Low DFG may have acted as a concealed predictor of impaired function of the donor liver, although the precise cause behind the finding that low DFG independently lowered graft survival is not clearly defined. The liver plays a crucial role in blood sugar regulation through the synthesis, storage, decomposition, and release of glycogen20, and hypoglycemic episodes are well-recognized as poor prognostic factors for patients with cirrhosis and hepatocellular carcinoma21. Therefore, hypothetically, livers with lower fasting glucose levels may exhibit subtle impairments in liver function, including alterations in hepatic gluconeogenesis22.

Gluconeogenesis is essential for survival as it provides glucose derivatives to synthesize normal constituents of cell membranes and dispose of lactate produced by glycolysis, thus mitigating metabolic acidosis23. In addition, improving glucose levels during surgery can protect the liver from ischemia–reperfusion injury by preventing adenosine triphosphate depletion24 and improving recovery during organ preservation25,26. A recent study reported that phosphoenolpyruvate carboxykinase 1, one of the rate-limiting enzyme of gluconeogenesis, was markedly upregulated in human post-ischemia–reperfusion liver specimens and mouse models23. This upregulation is associated with a more favorable prognosis for liver transplantation, whereas its inhibition exacerbates hepatic injury. While we could not directly confirm this mechanism in our study, this study suggests that livers with impaired hepatic gluconeogenesis may be relatively vulnerable to damage after transplantation compared to livers without such impairment. Donor evaluation is conducted with the objective of identifying any potential conditions that might heighten the risk of perioperative complications in the healthy donor. Transplant surgery is performed with a primary emphasis on donor safety and recipient prognosis. The criteria for donor selection includes age, BMI, remnant liver volume, GRWR, anatomical suitability for donation, and presence of fatty liver to determine eligibility27. In order to aid in donor selection, Goldberg et al.28 have developed a risk index that incorporates donor and recipient factors, which can predict graft survival. However, it has limitations as it is predominantly composed of recipient factors, making it challenging to consider during donor selection. Despite its informative value, the model could benefit from additional donor-related variables that enhance its applicability during the selection process. Donor glucose levels can also be considered when making donor selection decisions.

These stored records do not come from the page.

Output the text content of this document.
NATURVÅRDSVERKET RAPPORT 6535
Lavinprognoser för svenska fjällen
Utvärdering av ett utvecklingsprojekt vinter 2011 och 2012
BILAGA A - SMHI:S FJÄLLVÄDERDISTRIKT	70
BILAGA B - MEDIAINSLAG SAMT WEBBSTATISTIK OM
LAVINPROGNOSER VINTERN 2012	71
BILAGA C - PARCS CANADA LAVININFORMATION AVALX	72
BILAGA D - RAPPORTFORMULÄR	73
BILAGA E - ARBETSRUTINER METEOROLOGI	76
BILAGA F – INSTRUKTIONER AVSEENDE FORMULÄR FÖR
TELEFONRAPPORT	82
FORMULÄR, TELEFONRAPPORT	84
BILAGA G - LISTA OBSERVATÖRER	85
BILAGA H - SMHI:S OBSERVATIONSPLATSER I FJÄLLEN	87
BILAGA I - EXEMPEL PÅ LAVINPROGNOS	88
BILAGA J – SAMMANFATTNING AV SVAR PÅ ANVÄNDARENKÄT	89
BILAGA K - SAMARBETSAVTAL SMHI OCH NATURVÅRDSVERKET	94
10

This was a retrospective study conducted at a single center, and there could have been selection bias in the detailed analysis. In addition, factors that may affect liver function, such as alcohol consumption history, family history, and dietary habits, were not considered. However, propensity score matching analysis was conducted to adjust for differences between the two groups. A notable limitation of this study was the lack of a comprehensive understanding of the pathophysiological mechanisms underlying these phenomena. Further research is required to clarify these intricate molecular and cellular processes and to confirm whether consistent findings can be replicated in large cohort studies.

As preoperative blood glucose levels are routinely measured in all patients, further research is necessary to elucidate the potential mechanisms related to liver regeneration and glucose metabolism. This study highlights the need to consider donor glucose levels as an attainable criterion for organ allocation and the optimization of graft outcomes. Understanding the influence of glucose levels on graft outcomes can lead to more informed decisions regarding donor selection and posttransplant management.

Conclusions

DFG < 85 mg/dL was associated with an elevated risk of graft failure after LDLT, especially when combined with a lower GRWR, longer CIT, and older donor age. Low DFG should be considered a potential prognostic marker when planning LDLT, although further studies are needed to determine the pathophysiological correlation.